Les Emirats arabes unis se sont engagés lundi à faire don de 2,5 milliards USD sur 10 ans à Bahreïn pour soutenir l'économie de ce pays, mise à mal par des troubles récurrents depuis deux ans.

Les Emirats honorent ainsi l'engagement pris en mars 2011 avec trois autres monarchies pétrolières du Golfe (Arabie saoudite, Koweït et Qatar) à créer un fonds de développement de 20 milliards USD pour aider, à parité, Bahreïn et Oman, alors en proie à des troubles dans la foulée du Printemps arabe.

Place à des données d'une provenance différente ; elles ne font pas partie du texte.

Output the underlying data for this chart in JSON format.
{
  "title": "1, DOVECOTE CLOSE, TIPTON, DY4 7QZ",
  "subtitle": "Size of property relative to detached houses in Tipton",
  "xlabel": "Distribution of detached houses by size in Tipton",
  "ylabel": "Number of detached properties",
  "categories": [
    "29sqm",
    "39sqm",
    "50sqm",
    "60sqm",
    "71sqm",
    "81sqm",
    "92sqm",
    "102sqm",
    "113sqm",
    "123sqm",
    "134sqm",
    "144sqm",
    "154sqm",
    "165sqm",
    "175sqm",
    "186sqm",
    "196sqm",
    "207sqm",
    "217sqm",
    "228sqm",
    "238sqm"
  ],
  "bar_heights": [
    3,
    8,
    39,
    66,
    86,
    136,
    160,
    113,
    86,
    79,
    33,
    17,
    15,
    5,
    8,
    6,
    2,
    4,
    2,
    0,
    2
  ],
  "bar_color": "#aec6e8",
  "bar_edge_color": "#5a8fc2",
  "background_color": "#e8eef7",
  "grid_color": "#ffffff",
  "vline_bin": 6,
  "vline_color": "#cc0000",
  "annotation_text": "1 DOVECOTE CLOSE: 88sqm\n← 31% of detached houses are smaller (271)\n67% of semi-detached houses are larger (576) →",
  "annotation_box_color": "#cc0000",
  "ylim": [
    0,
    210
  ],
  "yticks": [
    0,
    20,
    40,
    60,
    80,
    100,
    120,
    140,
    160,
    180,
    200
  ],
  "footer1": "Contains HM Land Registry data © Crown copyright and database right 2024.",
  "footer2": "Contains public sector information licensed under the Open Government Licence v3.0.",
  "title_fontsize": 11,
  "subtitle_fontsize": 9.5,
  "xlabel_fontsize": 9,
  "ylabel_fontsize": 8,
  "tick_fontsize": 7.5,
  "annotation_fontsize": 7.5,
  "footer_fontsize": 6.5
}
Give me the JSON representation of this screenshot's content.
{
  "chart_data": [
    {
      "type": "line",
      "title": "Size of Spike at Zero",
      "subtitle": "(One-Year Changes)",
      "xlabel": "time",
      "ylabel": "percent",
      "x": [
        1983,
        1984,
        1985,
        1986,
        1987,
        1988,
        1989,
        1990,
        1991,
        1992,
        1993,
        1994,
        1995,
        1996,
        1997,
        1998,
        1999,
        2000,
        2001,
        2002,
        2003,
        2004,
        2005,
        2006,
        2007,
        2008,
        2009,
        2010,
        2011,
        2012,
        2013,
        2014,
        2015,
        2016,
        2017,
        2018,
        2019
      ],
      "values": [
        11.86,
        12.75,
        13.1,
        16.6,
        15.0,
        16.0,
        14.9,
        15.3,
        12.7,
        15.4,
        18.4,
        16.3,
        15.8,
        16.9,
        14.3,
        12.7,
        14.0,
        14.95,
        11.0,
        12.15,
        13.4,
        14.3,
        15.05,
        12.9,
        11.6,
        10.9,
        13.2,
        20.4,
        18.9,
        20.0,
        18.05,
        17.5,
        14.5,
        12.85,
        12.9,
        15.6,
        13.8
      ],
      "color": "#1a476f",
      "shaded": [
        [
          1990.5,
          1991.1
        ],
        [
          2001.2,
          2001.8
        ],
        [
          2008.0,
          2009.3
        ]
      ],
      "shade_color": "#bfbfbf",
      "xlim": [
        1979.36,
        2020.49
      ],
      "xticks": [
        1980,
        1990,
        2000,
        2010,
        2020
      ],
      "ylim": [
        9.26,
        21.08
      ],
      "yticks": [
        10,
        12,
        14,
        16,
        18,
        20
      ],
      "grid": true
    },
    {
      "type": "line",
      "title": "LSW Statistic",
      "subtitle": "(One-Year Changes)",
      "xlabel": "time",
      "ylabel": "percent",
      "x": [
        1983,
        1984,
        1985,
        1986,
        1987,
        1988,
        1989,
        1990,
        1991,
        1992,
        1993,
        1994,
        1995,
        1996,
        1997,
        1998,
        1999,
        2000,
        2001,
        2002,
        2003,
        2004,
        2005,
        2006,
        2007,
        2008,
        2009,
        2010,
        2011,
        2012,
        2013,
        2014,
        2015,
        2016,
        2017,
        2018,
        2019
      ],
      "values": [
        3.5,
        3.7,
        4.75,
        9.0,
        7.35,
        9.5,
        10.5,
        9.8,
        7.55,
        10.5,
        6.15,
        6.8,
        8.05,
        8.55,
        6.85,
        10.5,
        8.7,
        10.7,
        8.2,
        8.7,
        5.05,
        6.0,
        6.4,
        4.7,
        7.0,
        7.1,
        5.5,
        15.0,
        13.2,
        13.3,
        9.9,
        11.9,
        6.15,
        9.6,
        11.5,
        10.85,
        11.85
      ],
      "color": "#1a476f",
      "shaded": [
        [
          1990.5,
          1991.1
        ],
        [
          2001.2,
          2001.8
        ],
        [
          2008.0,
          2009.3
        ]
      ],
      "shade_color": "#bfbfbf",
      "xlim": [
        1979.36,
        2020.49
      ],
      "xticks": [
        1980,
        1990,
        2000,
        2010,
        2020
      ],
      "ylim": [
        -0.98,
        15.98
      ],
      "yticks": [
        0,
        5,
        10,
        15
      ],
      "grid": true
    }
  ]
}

Selon l'agence officielle bahreïnie Bna, le don émirati a fait l'objet d'un mémorandum d'entente signé lundi à Manama par le ministre bahreïni des Finances Ahmad Al-Khalifa et le directeur par intérim de l'Abu Dhabi Fund for Development (ADFD), Mohamed al-Soueidi.

Le don, qui sera déboursé à raison de 250 millions par an sous la supervision du FADD, est destiné à financer des projets de développement vitaux à Bahreïn, parent pauvre des monarchies du Golfe, notamment dans les secteurs de l'énergie, de l'habitat, de l'éducation et des infrastructures, a indiqué M. Soueidi.

Pour leur part, le Koweït et l'Arabie saoudite s'étaient engagés en décembre 2012 à s'acquitter de leurs quote-parts au titre du fonds de développement de Bahreïn, a rappelé Bna sans préciser le sort de l'aide promise par le Qatar.

On ignore pour le moment si les quatre monarchies donatrices ont commencé à débourser l'aide promise au sultanat d'Oman, un petit producteur de pétrole mais confronté à des difficultés économiques, à l'origine d'une grogne sociale ayant conduit à des manifestations de protestation.

Des troubles continuent à secouer Bahreïn, deux ans après un soulèvement animé par la majorité chiite et réclamant des réformes démocratiques dans ce petit royaume dirigé par une dynastie sunnite.

Bahreïn et Oman forment avec les Emirats arabes unis, l'Arabie saoudite, le Koweït et le Qatar le Conseil de coopération du Golfe (CCG), un groupement régional basé à Ryad depuis sa création en 1981.